Shortly afterwards, Booth Moore, a renowned fashion writer for the Los Angeles Times, heard about TOMS and captured the brand’s essence on the front page of the Times’ Calendar section. By the end of the day, the brand had secured 2,200 orders on their website.
Soon the brand was covered by LA Times, Vogue Magazine, Time, People, Elle, and Teen Vogue, leading to great publicity for TOMS. Their retail customer base expanded beyond Los Angeles stores and became global; celebrities like Tobey Maguire, Keira Knightley and Scarlett Johansson were spotted around town wearing TOMS.

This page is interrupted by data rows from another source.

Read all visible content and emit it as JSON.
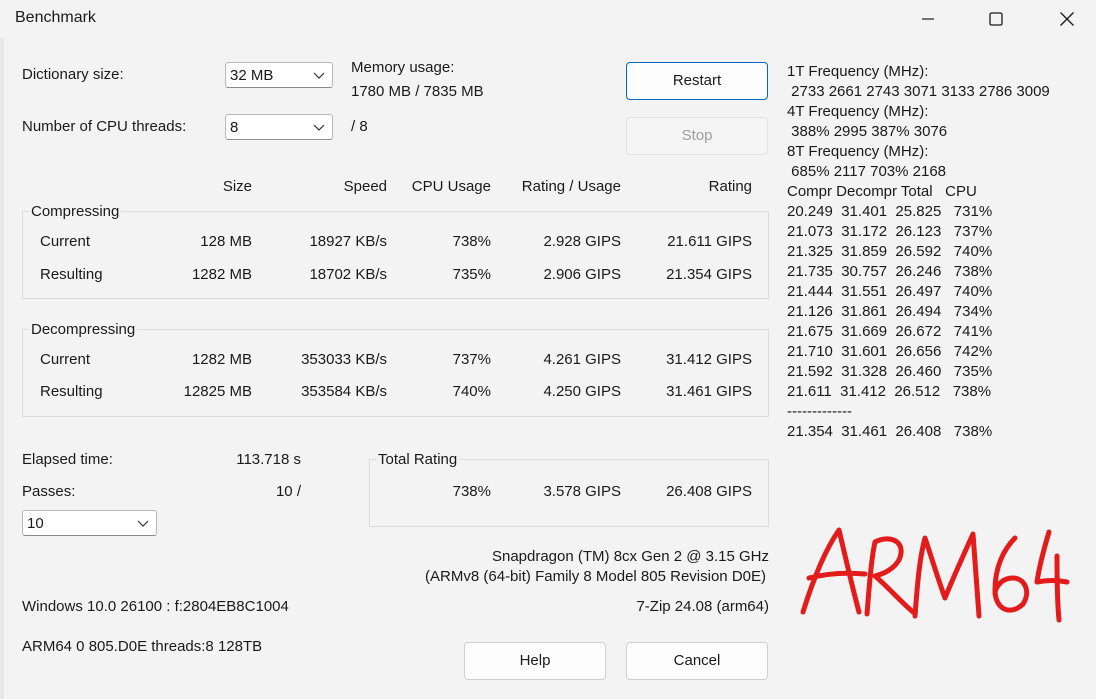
{
  "window": {
    "title": "Benchmark"
  },
  "dictionary": {
    "label": "Dictionary size:",
    "value": "32 MB"
  },
  "memory": {
    "label": "Memory usage:",
    "value": "1780 MB / 7835 MB"
  },
  "threads": {
    "label": "Number of CPU threads:",
    "value": "8",
    "max": "/ 8"
  },
  "buttons": {
    "restart": "Restart",
    "stop": "Stop",
    "help": "Help",
    "cancel": "Cancel"
  },
  "columns": [
    "Size",
    "Speed",
    "CPU Usage",
    "Rating / Usage",
    "Rating"
  ],
  "compressing": {
    "title": "Compressing",
    "rows": [
      {
        "label": "Current",
        "size": "128 MB",
        "speed": "18927 KB/s",
        "cpu": "738%",
        "rpu": "2.928 GIPS",
        "rating": "21.611 GIPS"
      },
      {
        "label": "Resulting",
        "size": "1282 MB",
        "speed": "18702 KB/s",
        "cpu": "735%",
        "rpu": "2.906 GIPS",
        "rating": "21.354 GIPS"
      }
    ]
  },
  "decompressing": {
    "title": "Decompressing",
    "rows": [
      {
        "label": "Current",
        "size": "1282 MB",
        "speed": "353033 KB/s",
        "cpu": "737%",
        "rpu": "4.261 GIPS",
        "rating": "31.412 GIPS"
      },
      {
        "label": "Resulting",
        "size": "12825 MB",
        "speed": "353584 KB/s",
        "cpu": "740%",
        "rpu": "4.250 GIPS",
        "rating": "31.461 GIPS"
      }
    ]
  },
  "elapsed": {
    "label": "Elapsed time:",
    "value": "113.718 s"
  },
  "passes": {
    "label": "Passes:",
    "value": "10 /",
    "select": "10"
  },
  "total": {
    "title": "Total Rating",
    "cpu": "738%",
    "rpu": "3.578 GIPS",
    "rating": "26.408 GIPS"
  },
  "cpu_info": {
    "line1": "Snapdragon (TM) 8cx Gen 2 @ 3.15 GHz",
    "line2": "(ARMv8 (64-bit) Family 8 Model 805 Revision D0E)"
  },
  "system": {
    "windows": "Windows 10.0 26100 :  f:2804EB8C1004",
    "version": "7-Zip 24.08 (arm64)",
    "arch": "ARM64 0 805.D0E threads:8 128TB"
  },
  "right_log": [
    "1T Frequency (MHz):",
    " 2733 2661 2743 3071 3133 2786 3009",
    "4T Frequency (MHz):",
    " 388% 2995 387% 3076",
    "8T Frequency (MHz):",
    " 685% 2117 703% 2168",
    "Compr Decompr Total   CPU",
    "20.249  31.401  25.825   731%",
    "21.073  31.172  26.123   737%",
    "21.325  31.859  26.592   740%",
    "21.735  30.757  26.246   738%",
    "21.444  31.551  26.497   740%",
    "21.126  31.861  26.494   734%",
    "21.675  31.669  26.672   741%",
    "21.710  31.601  26.656   742%",
    "21.592  31.328  26.460   735%",
    "21.611  31.412  26.512   738%",
    "-------------",
    "21.354  31.461  26.408   738%"
  ],
  "annotation": {
    "text": "ARM64",
    "color": "#e31b1b"
  },
  "icons": {
    "minimize": "minimize-icon",
    "maximize": "maximize-icon",
    "close": "close-icon",
    "chevron": "chevron-down-icon"
  }
}
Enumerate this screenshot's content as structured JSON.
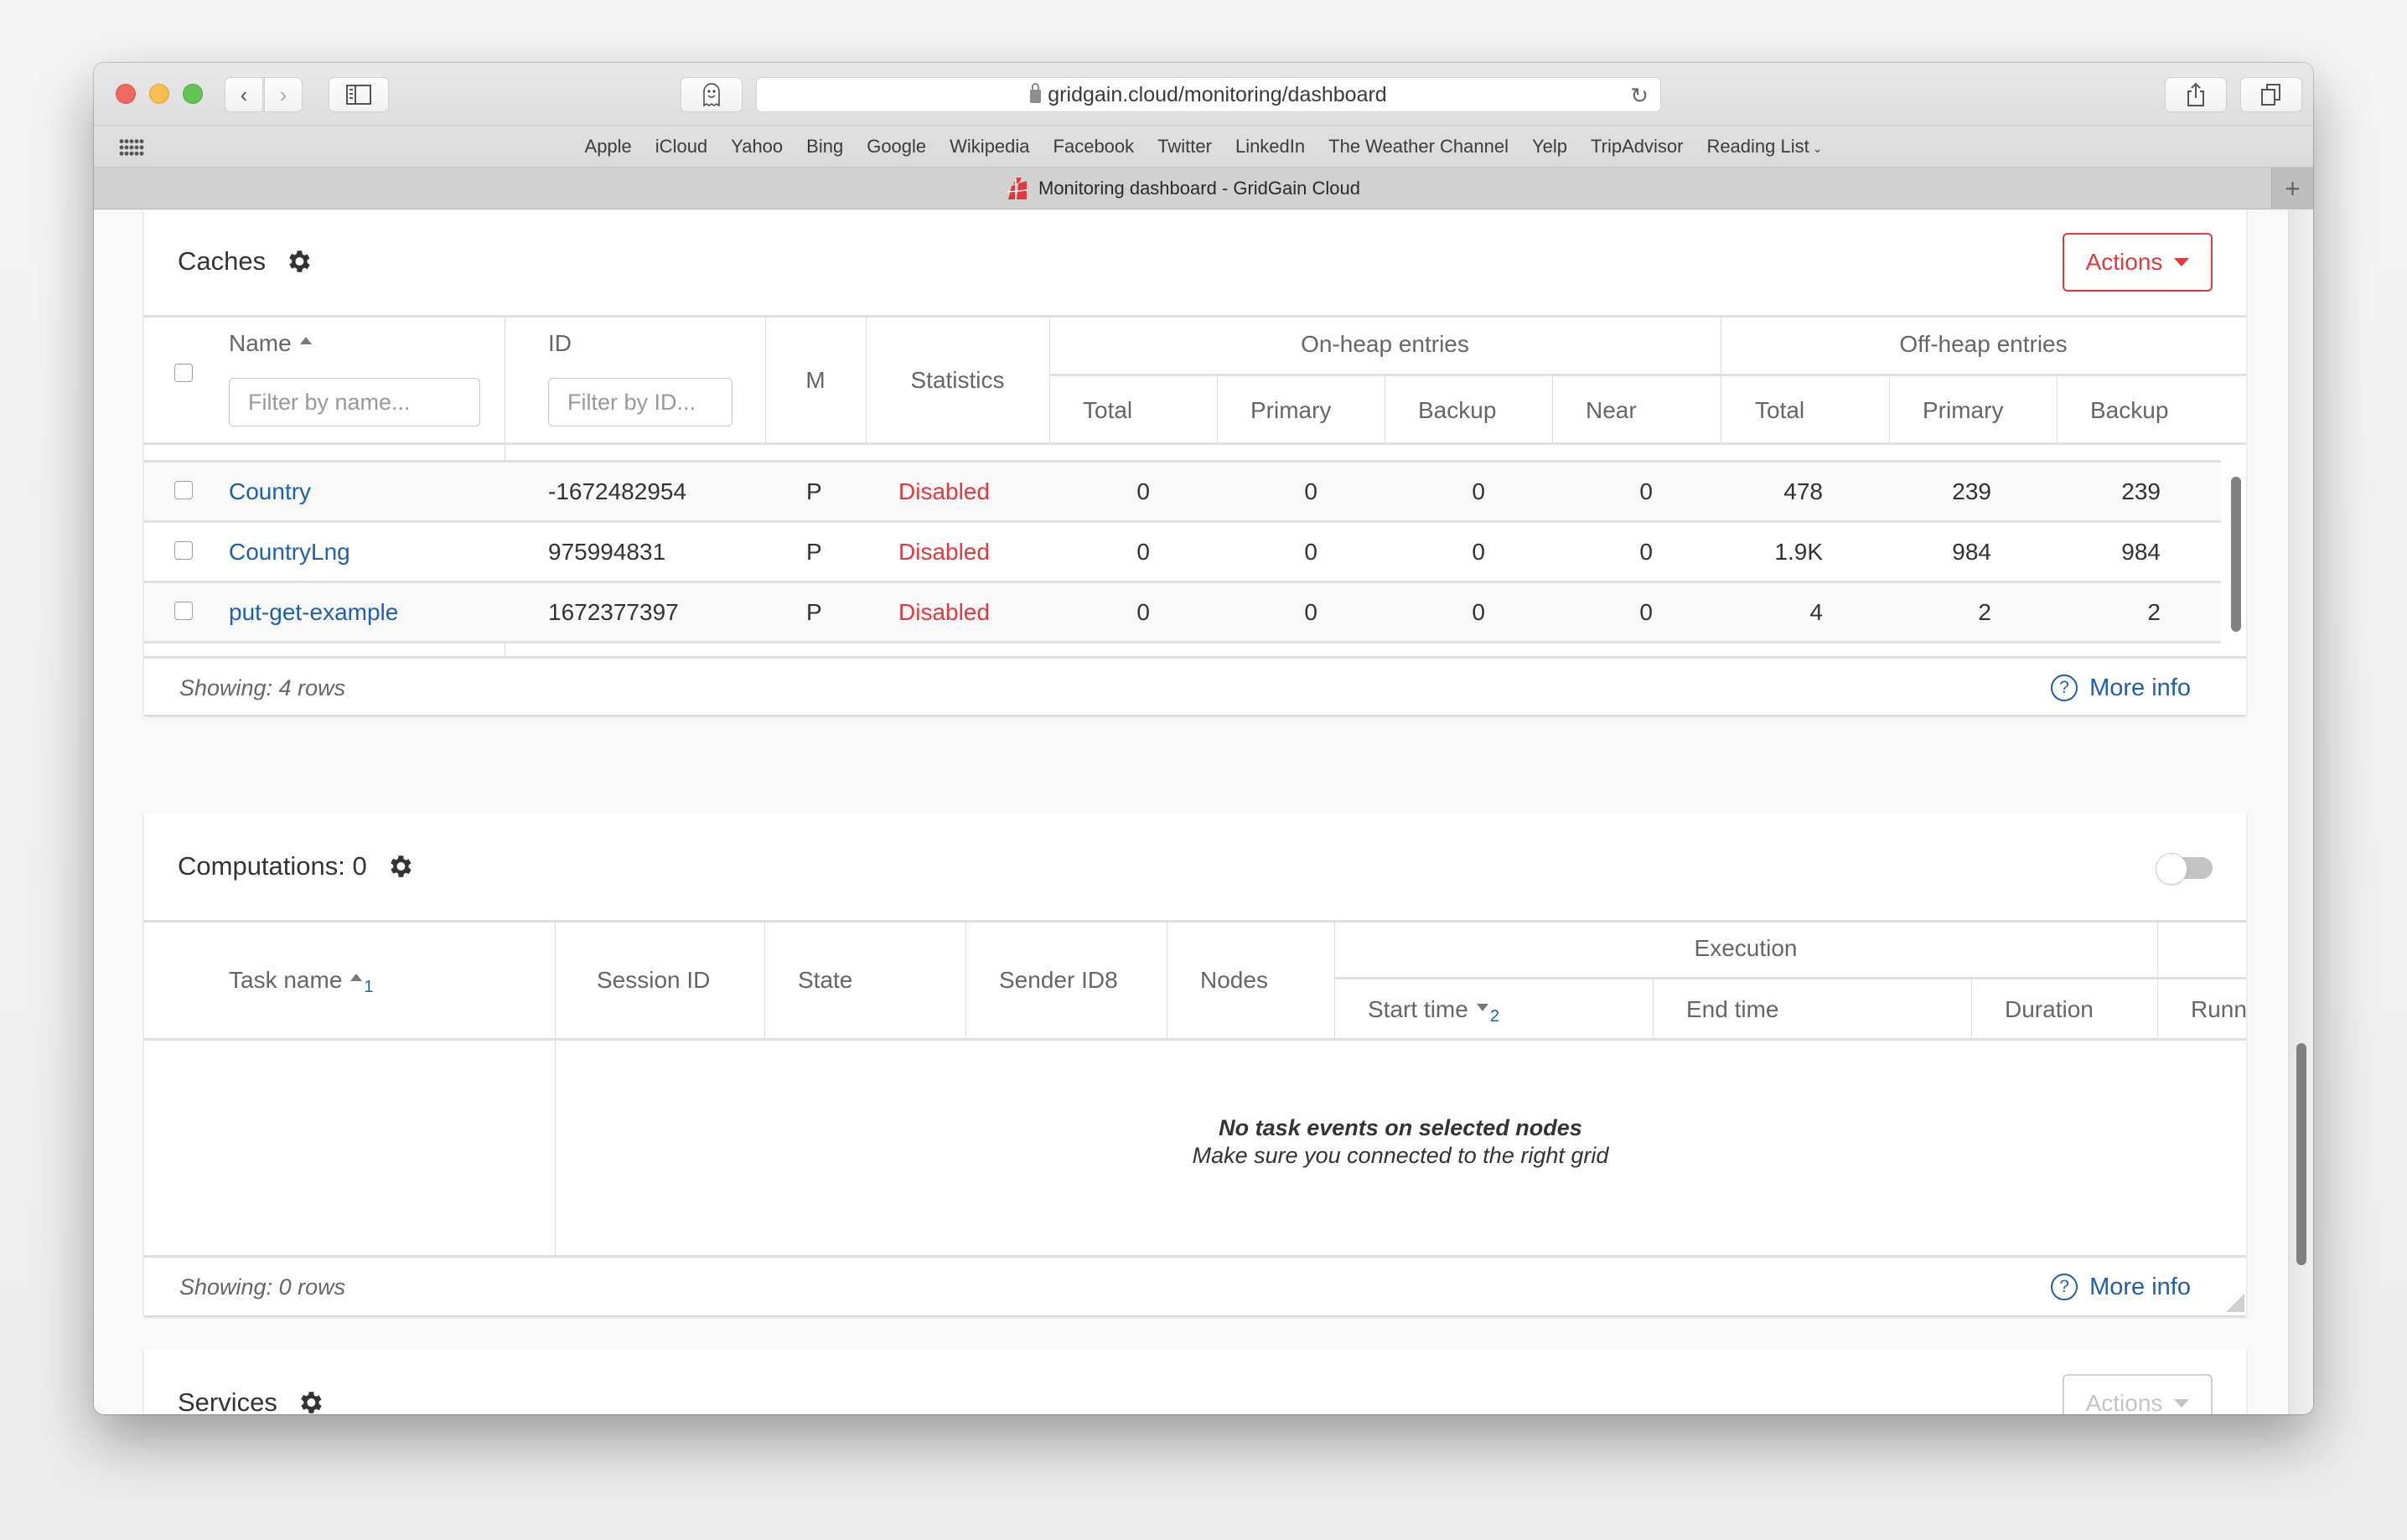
{
  "browser": {
    "url": "gridgain.cloud/monitoring/dashboard",
    "tab_title": "Monitoring dashboard - GridGain Cloud",
    "new_tab_label": "+",
    "bookmarks": [
      "Apple",
      "iCloud",
      "Yahoo",
      "Bing",
      "Google",
      "Wikipedia",
      "Facebook",
      "Twitter",
      "LinkedIn",
      "The Weather Channel",
      "Yelp",
      "TripAdvisor",
      "Reading List"
    ]
  },
  "colors": {
    "accent_red": "#e0393e",
    "link_blue": "#1f5fb0"
  },
  "caches": {
    "title": "Caches",
    "actions_label": "Actions",
    "columns": {
      "name": "Name",
      "id": "ID",
      "mode": "M",
      "statistics": "Statistics",
      "on_heap_group": "On-heap entries",
      "off_heap_group": "Off-heap entries",
      "on_heap": [
        "Total",
        "Primary",
        "Backup",
        "Near"
      ],
      "off_heap": [
        "Total",
        "Primary",
        "Backup"
      ]
    },
    "filters": {
      "name_placeholder": "Filter by name...",
      "id_placeholder": "Filter by ID..."
    },
    "rows": [
      {
        "name": "Country",
        "id": "-1672482954",
        "mode": "P",
        "statistics": "Disabled",
        "on_total": "0",
        "on_primary": "0",
        "on_backup": "0",
        "on_near": "0",
        "off_total": "478",
        "off_primary": "239",
        "off_backup": "239"
      },
      {
        "name": "CountryLng",
        "id": "975994831",
        "mode": "P",
        "statistics": "Disabled",
        "on_total": "0",
        "on_primary": "0",
        "on_backup": "0",
        "on_near": "0",
        "off_total": "1.9K",
        "off_primary": "984",
        "off_backup": "984"
      },
      {
        "name": "put-get-example",
        "id": "1672377397",
        "mode": "P",
        "statistics": "Disabled",
        "on_total": "0",
        "on_primary": "0",
        "on_backup": "0",
        "on_near": "0",
        "off_total": "4",
        "off_primary": "2",
        "off_backup": "2"
      }
    ],
    "showing": "Showing: 4 rows",
    "more_info": "More info"
  },
  "computations": {
    "title": "Computations: 0",
    "toggle_on": false,
    "columns": {
      "task_name": "Task name",
      "task_name_sort_index": "1",
      "session_id": "Session ID",
      "state": "State",
      "sender_id8": "Sender ID8",
      "nodes": "Nodes",
      "execution_group": "Execution",
      "start_time": "Start time",
      "start_time_sort_index": "2",
      "end_time": "End time",
      "duration": "Duration",
      "running": "Runn"
    },
    "empty_title": "No task events on selected nodes",
    "empty_subtitle": "Make sure you connected to the right grid",
    "showing": "Showing: 0 rows",
    "more_info": "More info"
  },
  "services": {
    "title": "Services",
    "actions_label": "Actions"
  }
}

From there on, the brand flourished; in 2009, Mysockie and TOMS received the Secretary of State’s Award of Corporate Excellence (ACE). In 2014, Mycoskie was honoured with an invite by Richard Branson to join The B Team, a group of worldwide leaders that support and promote a better way of doing business. They advocated for the well-being of people and the planet.
To date, TOMS has provided more than 35 million pairs of shoes to children in 70 countries across the world. Following the success of this business model, Mycoskie expanded the One for One model to other products as well. In 2011, the company introduced eyewear. While it followed the principle of philanthropy as in the shoe business, it was slightly different in execution. Instead of donating a pair of glasses for every pair sold, TOMS would use part of the profit from that sale to save or restore a person’s eyesight in developing countries. To date, TOMS Eyewear has helped restore sight to more than 275,000 people.
Mycoskie has a long list of awards and achievements. Harvard’s School of Public Health awarded Mycoskie its Next Generation Award. The award honours individuals under 40 whose leadership and commitment to health as a human right inspires young people to make ‘health for all’ a global priority. In 2016, Mycoskie was awarded the Cannes LionHeart Award for his positive impact through the innovative use of brand power. Additionally, Mycoskie and TOMS have been featured in several publications, including Inc., Time and Fortune.
In 2015, Mycoskie founded the Social Entrepreneurship Fund, which invests in innovative and socially conscious companies that exist to create change. To date, the fund has invested in 15 for-profit companies in industries ranging from technology and education to food equality.
In conclusion, Mycoskie said, “If you just go out and try to make money by starting a business, you’re going to come up with something that’s just like what everyone else has done. But if you look at the world and see opportunities that can be taken more seriously, then you come up with a great idea.”